Susie Hochenberg did her part to save her husband’s life: She donated a kidney. And Mount Sinai Health System did its part, saving Bill Hochenberg’s life four times. Now Susie is expressing her gratitude by donating part of the retirement annuity she built up while teaching middle school in Harlem for 27 years.
“I can’t begin to tell you how wonderful Mount Sinai is,” says Susie, who cites the Recanati/Miller Transplantation Institute and dialysis staff who performed the kidney surgeries. “The entire staff works together like a symphony orchestra: Everyone has their individual job but they all work together as one.
“My husband is back at work feeling great, and I feel great too,” says Susie, who is an active volunteer in Mount Sinai’s art program. “When you donate something as precious as a kidney, there are no bad days. I saved my husband’s life with the help of Mount Sinai.”
Mount Sinai first treated Bill—for cancer—when he and Susie were courting almost 40 years ago. Then, in preparation for the kidney transplant, he needed a quadruple heart bypass with an aortic valve replacement. That was followed by almost two years of life-saving kidney dialysis. “Giving him a new kidney was the fourth time saving his life,” Susie says.

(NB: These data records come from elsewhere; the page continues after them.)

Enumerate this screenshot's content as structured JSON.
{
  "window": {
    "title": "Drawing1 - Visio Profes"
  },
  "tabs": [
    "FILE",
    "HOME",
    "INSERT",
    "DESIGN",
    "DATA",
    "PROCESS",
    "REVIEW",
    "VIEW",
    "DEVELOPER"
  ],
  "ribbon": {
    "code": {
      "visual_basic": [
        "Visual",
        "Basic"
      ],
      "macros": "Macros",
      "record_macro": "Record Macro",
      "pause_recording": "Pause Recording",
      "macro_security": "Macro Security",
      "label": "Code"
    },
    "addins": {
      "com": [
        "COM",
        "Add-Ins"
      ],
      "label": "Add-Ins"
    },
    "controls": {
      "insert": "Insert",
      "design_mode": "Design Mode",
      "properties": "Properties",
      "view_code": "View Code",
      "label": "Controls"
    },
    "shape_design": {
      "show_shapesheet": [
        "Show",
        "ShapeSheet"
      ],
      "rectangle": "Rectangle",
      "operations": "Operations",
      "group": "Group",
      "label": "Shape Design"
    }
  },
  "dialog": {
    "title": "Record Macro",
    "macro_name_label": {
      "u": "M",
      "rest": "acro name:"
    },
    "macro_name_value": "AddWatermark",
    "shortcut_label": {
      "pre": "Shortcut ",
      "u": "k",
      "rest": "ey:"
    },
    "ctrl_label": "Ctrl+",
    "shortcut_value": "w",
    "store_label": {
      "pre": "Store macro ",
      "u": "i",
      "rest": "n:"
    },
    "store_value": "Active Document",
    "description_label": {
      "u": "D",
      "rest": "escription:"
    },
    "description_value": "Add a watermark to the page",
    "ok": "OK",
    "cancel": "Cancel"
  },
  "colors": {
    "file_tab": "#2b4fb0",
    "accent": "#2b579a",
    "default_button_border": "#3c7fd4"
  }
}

She asserts that giving from her teachers’ annuity has been an easy way to say thanks.
“As a teacher you are allowed to put aside a percentage of your salary in a tax-deferred annuity from the board of education,” Susie explains. “I never touched it, and it accrued interest every year—so it has grown exponentially.” The gift qualifies the Hochenbergs for membership in the Legacy Society of Mount Sinai.
“The Mount Sinai doctors are amazing, and they stay there forever,” Susie says. “William Schwartz has been my husband’s interventional cardiologist for more than 20 years. Marvin Goldstein has been my husband’s internist for 40 years and even makes house calls. One time he came on a Sunday to our house when my husband was very ill. What doctor does that?”
She similarly praised the dialysis professionals and the transplant team, who managed her “living donor” surgery as well as Bill’s transplant procedure.
“My recovery was very fast: I was in the hospital for just two and a half days,” she says. You only need one kidney, and you are born with two. Eighteen Americans die each day waiting for a kidney. The best news I ever got was that I am a match to my husband. But if I hadn’t been a match, I could have donated to a stranger—and a stranger could have donated to my husband.”
Susie earned her bachelor’s degree at Mount Holyoke, followed by a fellowship at Columbia University’s Teachers College. During her career teaching middle school language arts in central Harlem, she helped her students publish a magazine and create the first teen guide to Harlem—and was once named Teacher of the Year for Central Harlem’s school district. Since her retirement, Susie has taught herself to be a watercolor artist and a pianist—and exhibits both skills for the benefit of Mount Sinai. She teaches art to dialysis patients and has created dozens of hand-painted greeting cards for staff. Each year she puts on a recital on the hospital’s grand piano for April’s Donate Life month; this year she played Chopin and tunes from Fiddler on the Roof. Next year she plans to feature Simon and Garfunkel.
“As long as I can walk, I will be a volunteer at Mount Sinai—which has done so much for my family,” Susie says.